Di akhir aksi damai yang dipimpin Alkadafi, Mahasiswa Pascasarjana Program Doktoral Universitas Terbuka ini meminta pertama, menuntut pemerintah untuk menjamin tidak ada Pemutusan Hak Kerja (PHK) Massal, tidak ada PHK bertahap, dan tidak ada PHK terselubung setelah 28 November 2023 terhadap tenaga Non PNS. Kedua, menuntut pemerintah melalui Kemenpan RB, Badan Kepegawaian Nasional (BKN), dan Kementerian Agama, Kementerian Pendidikan, Kebudayaan, Riset dan Teknologi Republik Indonesia untuk menyelesaikan pengangkatan selurun Dosen Tetap Bukan /Non PNS dan Tenga Kependidikan Non PNS dilingkungan Perguruan Tinggi Negeri menjadi Aparatur Sipil Negara (ASN) sebelum tanggal 28 November 2023. Ketiga, mendesak pemerintah dan DPR RI untuk segera mengesahkan Revisi RUU Nomor 5 Tahun 2014 Tentang ASN menjadi Undang-Undang.

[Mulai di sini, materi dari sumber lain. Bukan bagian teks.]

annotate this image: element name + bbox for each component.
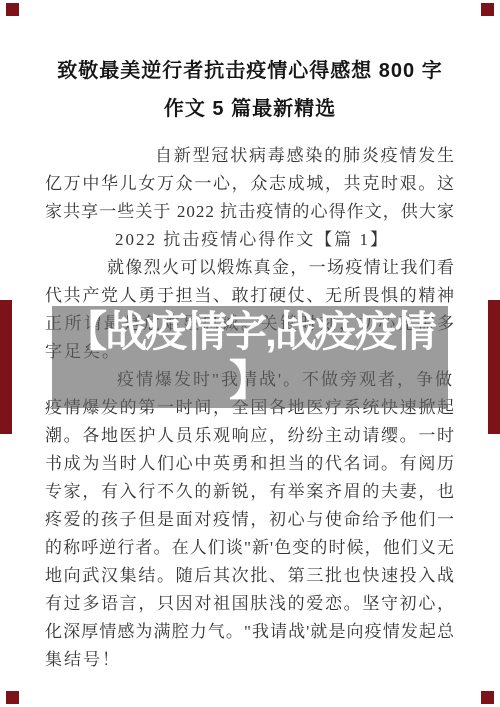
watermark-square-top-left bbox=[6, 3, 19, 16]
body-line: 自新型冠状病毒感染的肺炎疫情发生以来， bbox=[45, 142, 455, 170]
body-line: 亿万中华儿女万众一心，众志成城，共克时艰。这里给大 bbox=[45, 170, 455, 198]
body-line: 集结号！ bbox=[45, 646, 455, 674]
text-overlay-band: 【战疫情字,战疫疫情 】 bbox=[52, 306, 448, 408]
title-line-1: 致敬最美逆行者抗击疫情心得感想 800 字 bbox=[45, 52, 455, 90]
watermark-bar-right bbox=[488, 300, 500, 434]
body-line: 2022 抗击疫情心得作文【篇 1】 bbox=[45, 226, 455, 254]
title-line-2: 作文 5 篇最新精选 bbox=[45, 90, 455, 128]
document-title: 致敬最美逆行者抗击疫情心得感想 800 字 作文 5 篇最新精选 bbox=[45, 52, 455, 128]
overlay-banner-line-2: 】 bbox=[229, 358, 271, 404]
body-line: 的称呼逆行者。在人们谈"新'色变的时候，他们义无反顾 bbox=[45, 534, 455, 562]
watermark-bar-left bbox=[0, 300, 12, 434]
body-text: 自新型冠状病毒感染的肺炎疫情发生以来， 亿万中华儿女万众一心，众志成城，共克时艰… bbox=[45, 142, 455, 674]
body-line: 家共享一些关于 2022 抗击疫情的心得作文，供大家参考。 bbox=[45, 198, 455, 226]
body-line: 书成为当时人们心中英勇和担当的代名词。有阅历丰富的 bbox=[45, 450, 455, 478]
body-line: 化深厚情感为满腔力气。"我请战'就是向疫情发起总攻的 bbox=[45, 618, 455, 646]
body-line: 地向武汉集结。随后其次批、第三批也快速投入战斗。没 bbox=[45, 562, 455, 590]
watermark-square-top-right bbox=[481, 3, 494, 16]
body-line: 专家，有入行不久的新锐，有举案齐眉的夫妻，也有父母 bbox=[45, 478, 455, 506]
body-line: 疼爱的孩子但是面对疫情，初心与使命给予他们一个共同 bbox=[45, 506, 455, 534]
watermark-square-bottom-left bbox=[6, 691, 19, 704]
overlay-banner-line-1: 【战疫情字,战疫疫情 bbox=[65, 306, 435, 358]
body-line: 有过多语言，只因对祖国肤浅的爱恋。坚守初心，使命.。 bbox=[45, 590, 455, 618]
document-page: 致敬最美逆行者抗击疫情心得感想 800 字 作文 5 篇最新精选 自新型冠状病毒… bbox=[0, 0, 500, 707]
watermark-square-bottom-right bbox=[481, 691, 494, 704]
body-line: 潮。各地医护人员乐观响应，纷纷主动请缨。一时间请战 bbox=[45, 422, 455, 450]
body-line: 就像烈火可以煅炼真金，一场疫情让我们看到新时 bbox=[45, 254, 455, 282]
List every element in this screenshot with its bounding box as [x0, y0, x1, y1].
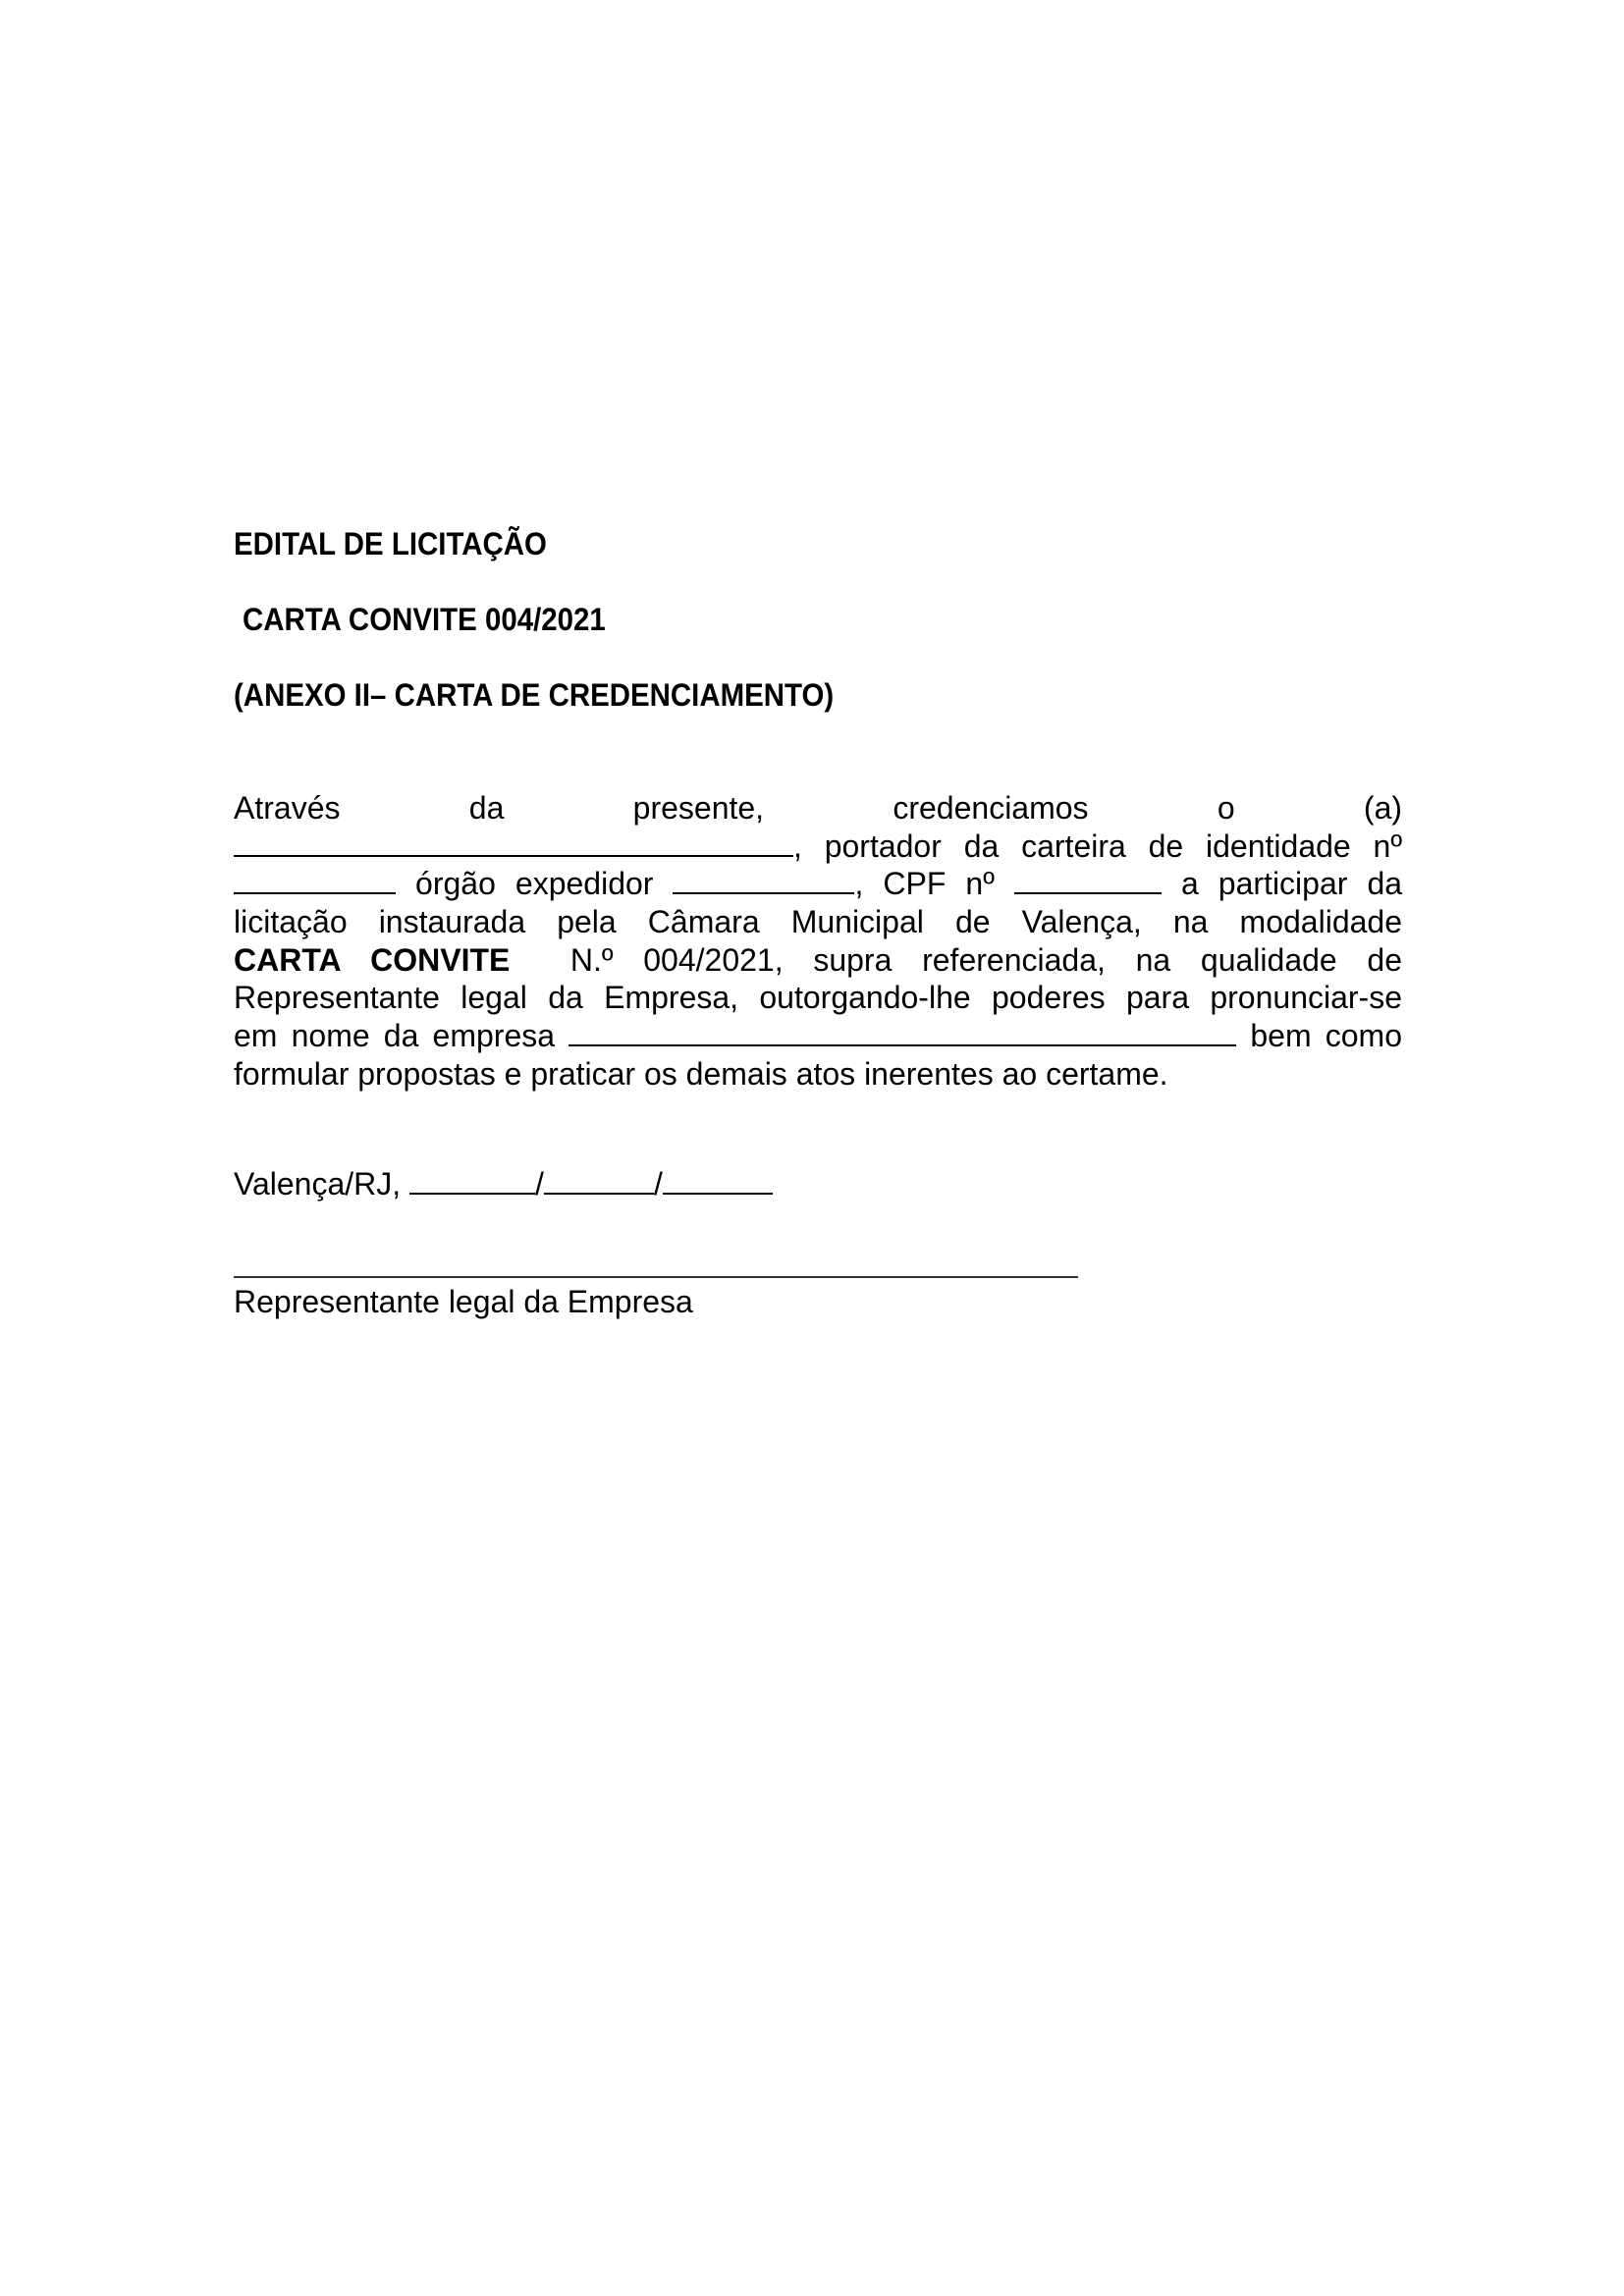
day-blank[interactable] — [409, 1167, 535, 1195]
signature-line[interactable] — [234, 1276, 1078, 1278]
text: a participar da — [1181, 866, 1402, 901]
word: presente, — [633, 790, 764, 826]
separator: / — [535, 1166, 544, 1201]
text: órgão expedidor — [415, 866, 653, 901]
paragraph-line-8: formular propostas e praticar os demais … — [234, 1055, 1402, 1094]
place-text: Valença/RJ, — [234, 1166, 401, 1201]
word: credenciamos — [893, 790, 1088, 826]
document-title: EDITAL DE LICITAÇÃO — [234, 528, 547, 560]
month-blank[interactable] — [544, 1167, 654, 1195]
separator: / — [654, 1166, 663, 1201]
paragraph-line-4: licitação instaurada pela Câmara Municip… — [234, 903, 1402, 941]
text: em nome da empresa — [234, 1018, 555, 1053]
annex-heading: (ANEXO II– CARTA DE CREDENCIAMENTO) — [234, 679, 834, 711]
cpf-blank[interactable] — [1014, 867, 1162, 894]
year-blank[interactable] — [663, 1167, 773, 1195]
id-number-blank[interactable] — [234, 867, 396, 894]
issuing-body-blank[interactable] — [673, 867, 854, 894]
document-subtitle: CARTA CONVITE 004/2021 — [243, 604, 606, 635]
bold-text: CARTA CONVITE — [234, 942, 510, 978]
signature-label: Representante legal da Empresa — [234, 1284, 693, 1320]
word: Através — [234, 790, 340, 826]
text: bem como — [1250, 1018, 1402, 1053]
credential-paragraph: Através da presente, credenciamos o (a) … — [234, 789, 1402, 1094]
representative-name-blank[interactable] — [234, 829, 793, 857]
paragraph-line-5: CARTA CONVITE N.º 004/2021, supra refere… — [234, 941, 1402, 980]
document-page: EDITAL DE LICITAÇÃO CARTA CONVITE 004/20… — [0, 0, 1624, 2296]
text: , portador da carteira de identidade nº — [793, 828, 1402, 864]
company-name-blank[interactable] — [568, 1019, 1236, 1046]
paragraph-line-3: órgão expedidor , CPF nº a participar da — [234, 865, 1402, 903]
paragraph-line-7: em nome da empresa bem como — [234, 1017, 1402, 1055]
text: , CPF nº — [854, 866, 994, 901]
paragraph-line-1: Através da presente, credenciamos o (a) — [234, 789, 1402, 828]
word: da — [469, 790, 505, 826]
word: (a) — [1364, 790, 1402, 826]
text: N.º 004/2021, supra referenciada, na qua… — [570, 942, 1402, 978]
paragraph-line-6: Representante legal da Empresa, outorgan… — [234, 979, 1402, 1017]
date-line: Valença/RJ, // — [234, 1166, 773, 1202]
paragraph-line-2: , portador da carteira de identidade nº — [234, 828, 1402, 866]
word: o — [1218, 790, 1235, 826]
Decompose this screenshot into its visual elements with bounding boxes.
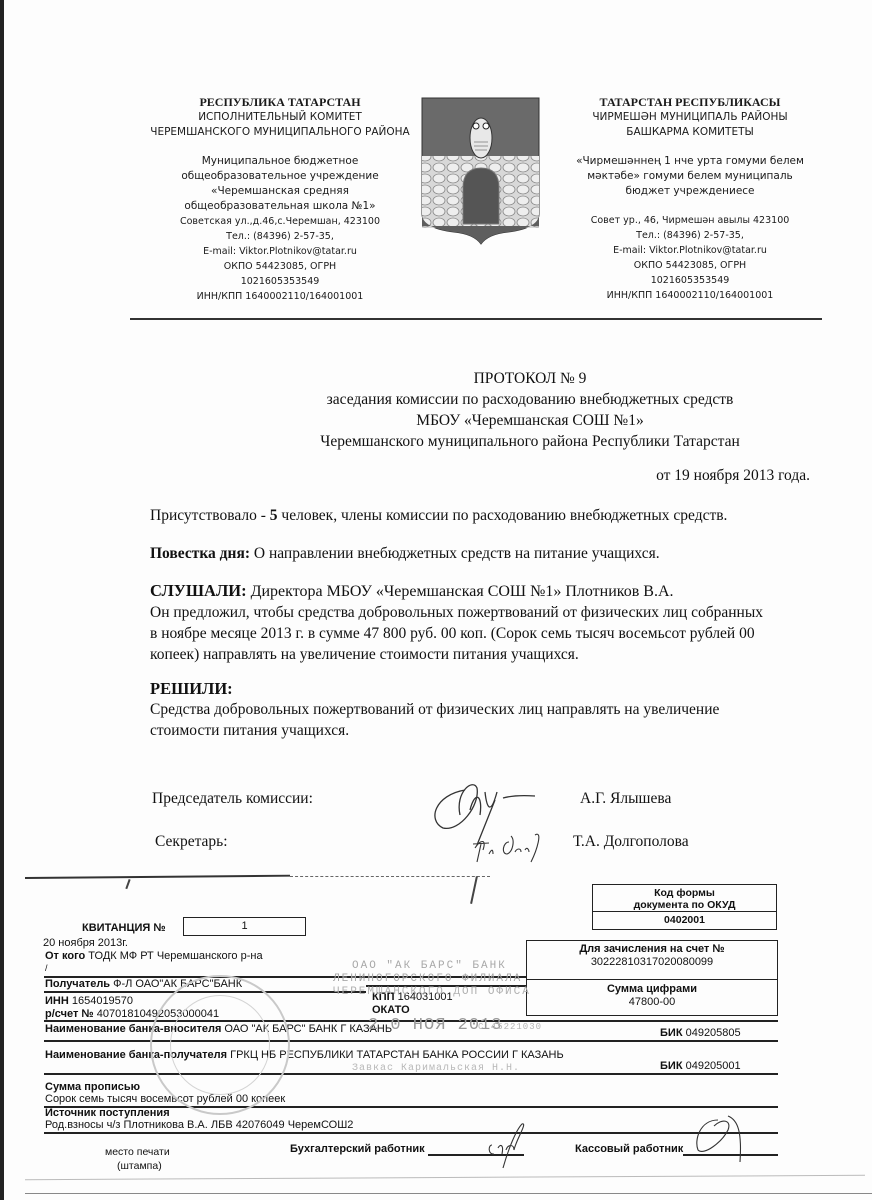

“Jika pemerintah tidak merespon tuntutan kami, tuntutan para-Dosen dan Tendik ini dengan langkah-langkah strategis, maka kami seluruh Dosen dan Tendik Tetap Non-PNS akan menemui Presiden Republik Indonesia Bapak Ir H Joko Widodo di Istana Negara pada tanggal 27 April 2023,” pungkas Alkadafi. (Sadarman).